Doña Ana, furibunda, dirigió una mirada fugaz al reloj que había sobre la chimenea.
—¡Al llegar! ¿Es que olvidáis que él cuenta con que hoy llegaremos tarde de la frustrada academia que Villamediana había organizado en su casa? Vuestro esposo da por hecho que goza de una larga noche libre de excusas, y tened por seguro que ha dispuesto de ella sin recato. Muy oculto y embelesado se ha de hallar si aún no se ha enterado del asesinato de Villamediana.
En silencio se levantó para pasear meditabunda de un lado a otro de la sala.
Temerosa de que repitiese la orden, bajé la mirada rogando a Dios que el despistado apareciese. Sus chapines de raso pisaban exactamente en el mismo lugar que segundos antes habían clavado la punta de su bastón de marfil. El pasillo ya desgastado de la alfombra sufría de nuevo su nervioso tránsito. El tiempo pasó tan lento como angustioso. No quería marcharme de ninguna manera. El reflejo del espejo del tocador se fue oscureciendo como si la niebla matinal de la caja de Pandora se hubiese escapado para inundar la estancia. Entre el tictac del reloj y los pasos desacompasados de la duquesa, mi corazón se fue enterrando en angustia.
Pasado un cuarto de hora, nos importunaron dos lacayos, que hincando rodilla al suelo y pertrechados con aceite, velones y mechas, según la costumbre de siempre, alabaron al Santísimo Sacramento y pidieron permiso para encender lámparas y candiles.
Doña Ana se lo concedió con un leve gesto de cabeza y frenó el paso frente al cúmulo de almohadones en donde me encontraba recostada. Fue taxativa.

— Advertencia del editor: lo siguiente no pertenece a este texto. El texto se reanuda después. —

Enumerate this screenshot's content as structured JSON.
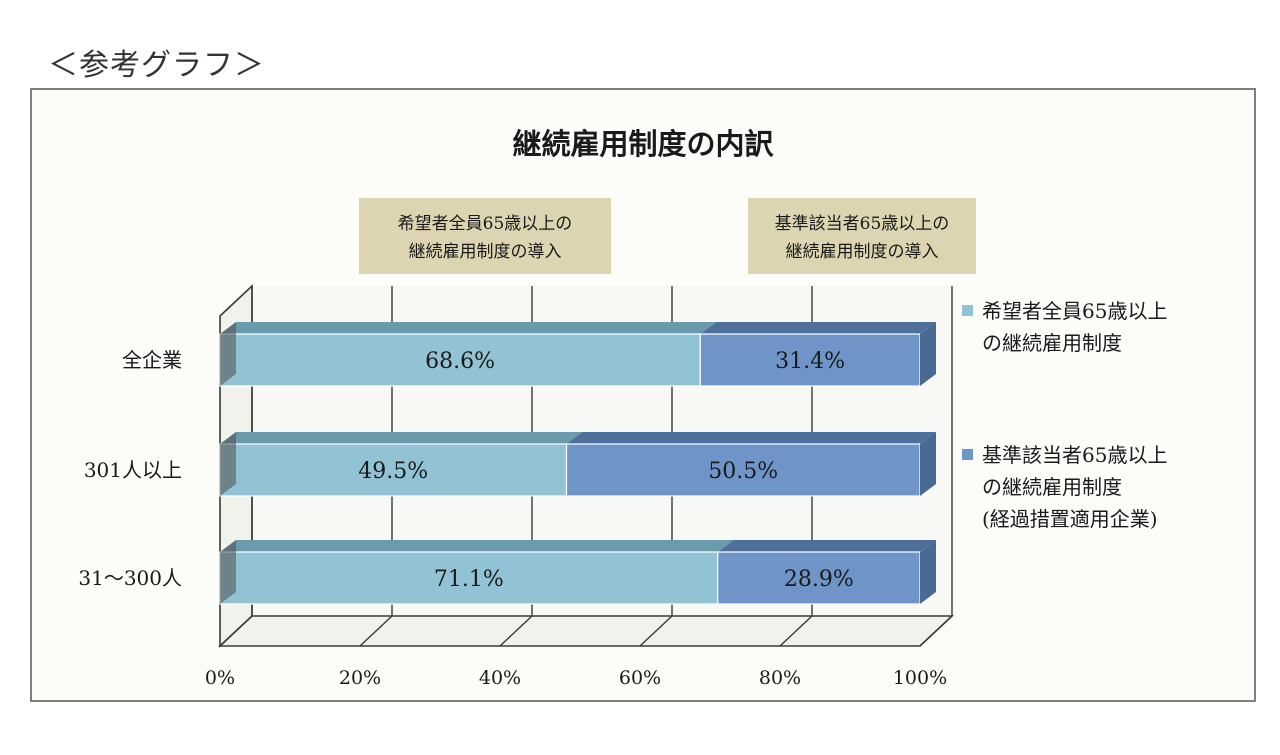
{
  "page": {
    "heading": "＜参考グラフ＞"
  },
  "colors": {
    "series1": "#92c3d4",
    "series1_top": "#6a9aab",
    "series1_side": "#6e9eb0",
    "series2": "#6f95c8",
    "series2_top": "#4d6f99",
    "series2_side": "#4a6a93",
    "annotation_bg": "#ddd5b2",
    "wall": "#f8f8f4",
    "grid": "#3a3a3a"
  },
  "chart_data": {
    "type": "bar",
    "orientation": "horizontal",
    "stacked": "percent",
    "title": "継続雇用制度の内訳",
    "categories": [
      "全企業",
      "301人以上",
      "31～300人"
    ],
    "series": [
      {
        "name": "希望者全員65歳以上の継続雇用制度",
        "legend_lines": [
          "希望者全員65歳以上",
          "の継続雇用制度"
        ],
        "values": [
          68.6,
          49.5,
          71.1
        ],
        "labels": [
          "68.6%",
          "49.5%",
          "71.1%"
        ]
      },
      {
        "name": "基準該当者65歳以上の継続雇用制度(経過措置適用企業)",
        "legend_lines": [
          "基準該当者65歳以上",
          "の継続雇用制度",
          "(経過措置適用企業)"
        ],
        "values": [
          31.4,
          50.5,
          28.9
        ],
        "labels": [
          "31.4%",
          "50.5%",
          "28.9%"
        ]
      }
    ],
    "xlim": [
      0,
      100
    ],
    "xticks": [
      "0%",
      "20%",
      "40%",
      "60%",
      "80%",
      "100%"
    ],
    "annotations": [
      {
        "lines": [
          "希望者全員65歳以上の",
          "継続雇用制度の導入"
        ]
      },
      {
        "lines": [
          "基準該当者65歳以上の",
          "継続雇用制度の導入"
        ]
      }
    ],
    "legend_position": "right",
    "grid": true
  }
}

—Ya ha anochecido, María. Sé que Ruy no ha de estar en ningún lugar del todo decente, pero aun así me lo habéis de traer.
Repliqué:
—¿Por qué yo? Tengo miedo. Mandad a Joaquina junto a dos de vuestros lacayos. Ella, como dueña experimentada y conocedora de todo lo que yo ignoro, sabrá hallarle con mayor fortuna.
Levantándome con el bastón, enaguas, guardainfantes y sayas, me gritó:
—¡Niña! ¡Levantaos para hablarme o ateneos a las consecuencias!
De un salto me puse de pie.
—Lo siento, mi señora. Sólo eludo al temor.
Dudó un segundo.
—¿Vais armada?
Al echar mi mano a la cadera, sentí el bulto de la pequeña arma que portaba.
Asentí.
—El arma y Joaquina serán tus mejores guías y protección. No regreséis hasta no haber dado con él. Ya va siendo hora, María, de que os enteréis de lo que hay en las calles y lo asimiléis, que en nada os ayuda ignorarlo.